As follows from the previous sections, the human contribution to safety is more than standardised information processing around narrowly defined tasks. In most other aspects of intelligence, artificial intelligence does not even come close. This is where the buzz around AI is ridiculously hyped and mystified. In its current stage of development, AI is software written to do specific tasks. It is not alive, it does not have a consciousness, and it is completely incapable of understanding, creativity and empathy [2]. This is important to stress, because both the promises and worries sometimes seem to be aimed at technology which has not yet been invented.

5.6 Implications—The Future of Risk

Summing up these considerations, there are several paradoxes involved in the use of algorithms and AI in safety–critical settings. These are paradoxes that will need some form of resolution before AI is put into use in safety–critical decision-making.

First is what we can call an intelligence paradox. It consists of two branches where the first is associated with the access to and selection of training data. Intelligence requires experience. If there is “garbage in, garbage out” in training data, it might be artificial, but it is not intelligence. The other branch has to do with the kind of intelligence needed in different circumstances in high-risk industries and the human contribution in this respect. As long as general AI simply does not exist, the drive towards reducing the human contribution in high-risk settings should not only be a question of how, but a question of why. Answering this question should not only focus on the narrow capabilities of artificial intelligence but the general capabilities of human intelligence.

Second is a transparency paradox. When algorithms learn, they become actors in safety management. It is a basic principle of HROs and most advice on safety management that important decisions and actions must be checked and double-checked. Assigning a critical task or decision to technology does not revoke this need. If it is hard to qualify technological actors’ interpretations and assumptions, it is a breach of basic principles of redundancy and accountability.

Third is what I call a verification paradox. It is a variant of the transparency paradox, but the third one has more to do with the long-term follow up of learning algorithms. I think, or at least hope, that regulators and supervisory authorities will never allow critical decision-making processes to change unsupervised. The governance of self-learning algorithms requires regulation, audit tools and competence, something which is not in place, and it is hard to see how this can be done, at least within a prescriptive regulatory regime.

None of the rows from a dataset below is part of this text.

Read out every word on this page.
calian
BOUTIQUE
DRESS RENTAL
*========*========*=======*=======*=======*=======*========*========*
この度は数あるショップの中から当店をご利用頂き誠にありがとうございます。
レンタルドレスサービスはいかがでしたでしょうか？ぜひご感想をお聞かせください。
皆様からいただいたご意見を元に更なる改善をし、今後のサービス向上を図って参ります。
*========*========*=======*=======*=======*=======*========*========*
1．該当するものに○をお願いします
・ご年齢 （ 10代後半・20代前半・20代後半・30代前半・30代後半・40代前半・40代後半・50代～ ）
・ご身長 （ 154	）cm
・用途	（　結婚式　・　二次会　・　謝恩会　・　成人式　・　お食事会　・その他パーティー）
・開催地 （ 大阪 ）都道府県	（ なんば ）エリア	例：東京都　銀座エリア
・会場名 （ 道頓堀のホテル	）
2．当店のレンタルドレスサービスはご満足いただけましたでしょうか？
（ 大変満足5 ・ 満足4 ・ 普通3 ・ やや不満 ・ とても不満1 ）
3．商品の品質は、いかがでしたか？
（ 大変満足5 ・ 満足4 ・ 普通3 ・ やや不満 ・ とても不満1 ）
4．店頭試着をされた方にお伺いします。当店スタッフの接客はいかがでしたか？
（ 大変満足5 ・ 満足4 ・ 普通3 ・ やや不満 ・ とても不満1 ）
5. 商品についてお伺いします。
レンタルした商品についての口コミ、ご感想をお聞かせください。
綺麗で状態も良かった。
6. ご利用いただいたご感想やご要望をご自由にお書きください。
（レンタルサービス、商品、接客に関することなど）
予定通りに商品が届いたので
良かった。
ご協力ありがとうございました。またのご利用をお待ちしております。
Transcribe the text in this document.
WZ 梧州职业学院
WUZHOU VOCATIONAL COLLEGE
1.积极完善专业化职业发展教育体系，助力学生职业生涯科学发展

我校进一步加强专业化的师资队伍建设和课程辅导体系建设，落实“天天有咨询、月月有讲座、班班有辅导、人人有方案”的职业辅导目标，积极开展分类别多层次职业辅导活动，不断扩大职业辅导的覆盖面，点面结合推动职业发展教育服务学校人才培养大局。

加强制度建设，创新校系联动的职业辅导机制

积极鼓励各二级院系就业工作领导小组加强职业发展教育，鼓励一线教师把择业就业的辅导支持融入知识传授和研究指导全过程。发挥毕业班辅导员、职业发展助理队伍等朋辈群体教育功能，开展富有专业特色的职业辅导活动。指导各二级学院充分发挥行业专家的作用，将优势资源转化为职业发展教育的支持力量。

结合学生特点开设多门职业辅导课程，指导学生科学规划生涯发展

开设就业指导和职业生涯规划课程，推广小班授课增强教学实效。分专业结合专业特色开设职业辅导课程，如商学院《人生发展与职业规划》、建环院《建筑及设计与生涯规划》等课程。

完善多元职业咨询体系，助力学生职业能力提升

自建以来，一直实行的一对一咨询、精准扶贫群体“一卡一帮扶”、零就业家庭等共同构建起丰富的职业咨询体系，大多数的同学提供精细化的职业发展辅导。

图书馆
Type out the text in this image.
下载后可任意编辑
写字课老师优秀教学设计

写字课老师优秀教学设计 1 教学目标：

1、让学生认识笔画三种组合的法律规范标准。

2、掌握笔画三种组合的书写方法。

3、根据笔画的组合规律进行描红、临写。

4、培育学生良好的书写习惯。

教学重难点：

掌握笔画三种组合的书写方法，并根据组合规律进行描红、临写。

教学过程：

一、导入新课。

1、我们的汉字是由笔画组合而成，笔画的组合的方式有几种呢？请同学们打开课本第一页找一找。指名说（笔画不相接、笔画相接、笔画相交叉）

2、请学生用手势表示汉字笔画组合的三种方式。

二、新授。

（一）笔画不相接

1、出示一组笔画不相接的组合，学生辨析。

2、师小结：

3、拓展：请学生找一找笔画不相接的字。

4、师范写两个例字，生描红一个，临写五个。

The matter of verification also touches upon the larger problematics of bias, ethics and fairness of AI systems [8], which is also likely to be of great importance for safety science.

High-risk industries are moving into a landscape where software becomes more safety–critical than before, making software engineers more critical than before. It is not a wild guess that the patterns of failure will change, from traditional operator (human) errors to more software-related (human) errors. This includes the possibility for algorithmic surprise. If tests and simulation are by definition incomplete (remember Downer’s argument), surprises will occur. Trial and error will persist as a prerequisite for learning, possibly creating some very unpleasant situations for both companies and regulators. As algorithms and AI enter the field of human factors, we should rethink the way we conceptualise and study the relationship between the human and technological agent of safety. The need for human factors expertise is probably more relevant in the age of artificial intelligence than it has ever been before.